Beim Bund dauert alles länger, schon aus strukturellen Gründen: Erst ermittelt die Bundesanwaltschaft, dann leitet ein Untersuchungsrichter die Voruntersuchung, überweist den Fall wieder der Bundesanwaltschaft. Erst dann wird beim Bundesstrafgericht Anklage erhoben. «Für effiziente Verfahren ist die eidgenössische Strafprozessordnung ein Unding», sagt Thomas Hansjakob, Untersuchungsrichter im Nebenamt.

Dies soll 2011 mit der neuen Strafprozessordnung anders werden. Vorgesehen ist, das Untersuchungsrichteramt abzuschaffen und in die Bundesanwaltschaft zu integrieren. Dort sind die guten Stellen schon besetzt. Nicht gerade motivierend für die Untersuchungsrichter. Mit ein Grund, weshalb es kaum gelingt, erfahrene Richter zu rekrutieren. «Dies ist ein spezieller Beruf. Jemand muss mit der Aufgabe wachsen», sagt Mascia Gregori, Generalsekretärin beim Bundesstrafgericht. Zurzeit sind acht Untersuchungsrichter tätig. Im November 2005 waren zwei neue Richter verpflichtet worden, zudem sprang ein Staatsanwalt der BA für ein Jahr ein. Er hat zum Teil Saudans laufende Verfahren übernommen.

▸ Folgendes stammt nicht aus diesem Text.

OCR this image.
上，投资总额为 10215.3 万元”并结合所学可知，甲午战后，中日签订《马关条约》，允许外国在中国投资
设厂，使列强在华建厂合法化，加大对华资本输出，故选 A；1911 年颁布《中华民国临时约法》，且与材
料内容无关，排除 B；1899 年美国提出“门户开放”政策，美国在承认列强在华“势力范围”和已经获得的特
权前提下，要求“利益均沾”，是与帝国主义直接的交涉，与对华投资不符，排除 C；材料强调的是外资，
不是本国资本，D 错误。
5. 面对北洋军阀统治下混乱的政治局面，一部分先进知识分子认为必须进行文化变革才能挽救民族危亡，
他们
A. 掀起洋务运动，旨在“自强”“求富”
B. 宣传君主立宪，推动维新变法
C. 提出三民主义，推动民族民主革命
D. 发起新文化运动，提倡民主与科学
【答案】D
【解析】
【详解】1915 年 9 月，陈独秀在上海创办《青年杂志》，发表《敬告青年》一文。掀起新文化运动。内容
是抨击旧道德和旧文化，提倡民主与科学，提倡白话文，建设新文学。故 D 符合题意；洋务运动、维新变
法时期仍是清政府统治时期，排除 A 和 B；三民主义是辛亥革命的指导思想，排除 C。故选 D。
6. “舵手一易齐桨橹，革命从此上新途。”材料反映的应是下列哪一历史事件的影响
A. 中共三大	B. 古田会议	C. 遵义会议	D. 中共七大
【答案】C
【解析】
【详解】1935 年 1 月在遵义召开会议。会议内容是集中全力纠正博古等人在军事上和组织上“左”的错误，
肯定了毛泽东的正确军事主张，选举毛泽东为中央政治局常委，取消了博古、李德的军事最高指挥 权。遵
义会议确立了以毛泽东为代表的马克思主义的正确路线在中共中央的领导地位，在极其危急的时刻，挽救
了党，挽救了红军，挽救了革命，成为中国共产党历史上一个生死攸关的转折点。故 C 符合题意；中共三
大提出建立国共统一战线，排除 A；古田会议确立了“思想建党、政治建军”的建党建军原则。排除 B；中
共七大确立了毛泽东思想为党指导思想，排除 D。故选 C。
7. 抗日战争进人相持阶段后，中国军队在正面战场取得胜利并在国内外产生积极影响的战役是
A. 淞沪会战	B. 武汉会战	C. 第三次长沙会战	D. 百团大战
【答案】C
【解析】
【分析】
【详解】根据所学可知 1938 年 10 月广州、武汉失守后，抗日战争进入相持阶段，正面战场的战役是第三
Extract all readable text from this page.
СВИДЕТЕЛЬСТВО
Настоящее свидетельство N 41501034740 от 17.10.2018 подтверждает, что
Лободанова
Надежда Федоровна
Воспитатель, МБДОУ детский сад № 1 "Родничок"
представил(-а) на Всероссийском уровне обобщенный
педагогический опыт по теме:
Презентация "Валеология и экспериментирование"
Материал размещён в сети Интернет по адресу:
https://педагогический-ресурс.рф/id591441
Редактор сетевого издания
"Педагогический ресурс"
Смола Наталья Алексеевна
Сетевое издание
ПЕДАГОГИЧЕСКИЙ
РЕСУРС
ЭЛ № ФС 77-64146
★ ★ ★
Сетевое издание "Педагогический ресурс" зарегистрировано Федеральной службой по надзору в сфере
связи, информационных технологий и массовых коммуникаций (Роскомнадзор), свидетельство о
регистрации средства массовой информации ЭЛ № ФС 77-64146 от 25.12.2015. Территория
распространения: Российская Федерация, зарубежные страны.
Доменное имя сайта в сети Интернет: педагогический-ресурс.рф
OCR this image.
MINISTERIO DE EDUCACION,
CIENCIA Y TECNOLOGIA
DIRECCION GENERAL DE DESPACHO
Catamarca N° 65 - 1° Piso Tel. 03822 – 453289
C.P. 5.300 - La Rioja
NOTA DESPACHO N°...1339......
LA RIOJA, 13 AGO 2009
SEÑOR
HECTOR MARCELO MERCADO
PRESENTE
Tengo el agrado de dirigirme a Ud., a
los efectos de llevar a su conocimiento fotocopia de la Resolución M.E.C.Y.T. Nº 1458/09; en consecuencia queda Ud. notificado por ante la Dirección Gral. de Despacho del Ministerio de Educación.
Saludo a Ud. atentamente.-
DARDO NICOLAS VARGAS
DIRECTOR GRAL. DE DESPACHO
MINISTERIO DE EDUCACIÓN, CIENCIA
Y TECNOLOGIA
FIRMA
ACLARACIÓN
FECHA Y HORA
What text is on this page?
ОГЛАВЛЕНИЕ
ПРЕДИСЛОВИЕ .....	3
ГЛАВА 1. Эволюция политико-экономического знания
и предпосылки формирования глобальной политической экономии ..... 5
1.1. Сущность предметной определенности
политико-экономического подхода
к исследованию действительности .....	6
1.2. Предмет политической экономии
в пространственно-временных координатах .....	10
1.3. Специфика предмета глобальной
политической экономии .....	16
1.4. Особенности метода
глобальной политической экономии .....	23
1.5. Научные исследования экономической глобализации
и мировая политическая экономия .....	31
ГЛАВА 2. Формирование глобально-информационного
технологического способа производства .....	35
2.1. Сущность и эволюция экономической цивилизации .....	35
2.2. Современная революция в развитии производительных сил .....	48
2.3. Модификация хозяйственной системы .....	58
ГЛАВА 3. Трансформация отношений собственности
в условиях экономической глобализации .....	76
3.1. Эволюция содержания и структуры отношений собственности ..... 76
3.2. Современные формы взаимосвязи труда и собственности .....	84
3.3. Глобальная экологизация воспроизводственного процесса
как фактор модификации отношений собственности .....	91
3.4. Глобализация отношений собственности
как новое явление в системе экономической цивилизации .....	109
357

Die Untersuchungsrichterin selbst ist bis 2008 beim URA angestellt. So lange muss der Bund ihren Jahreslohn – 180'000 Franken – weiter zahlen. Es handle sich um «den untauglichen Versuch, strukturelle Probleme auf der persönlichen Ebene lösen zu wollen», kritisierte Saudan, nachdem ihre Freistellung publik geworden war. Mehr will sie nicht sagen: Sie wehrt sich juristisch gegen die Suspendierung. Die Angelegenheit geht der langjährigen Juristin sehr nahe. Auch Jürg Zinglé möchte sich nicht äussern «im Hinblick auf ein mögliches Verfahren bei der Personalrekurskommission des Bundes». Diese wird prüfen, ob die Vorwürfe gegen Saudan gerechtfertigt sind. Saudans Chancen, sich erfolgreich zu wehren, stehen gemäss einem Parlamentarier alles andere als schlecht.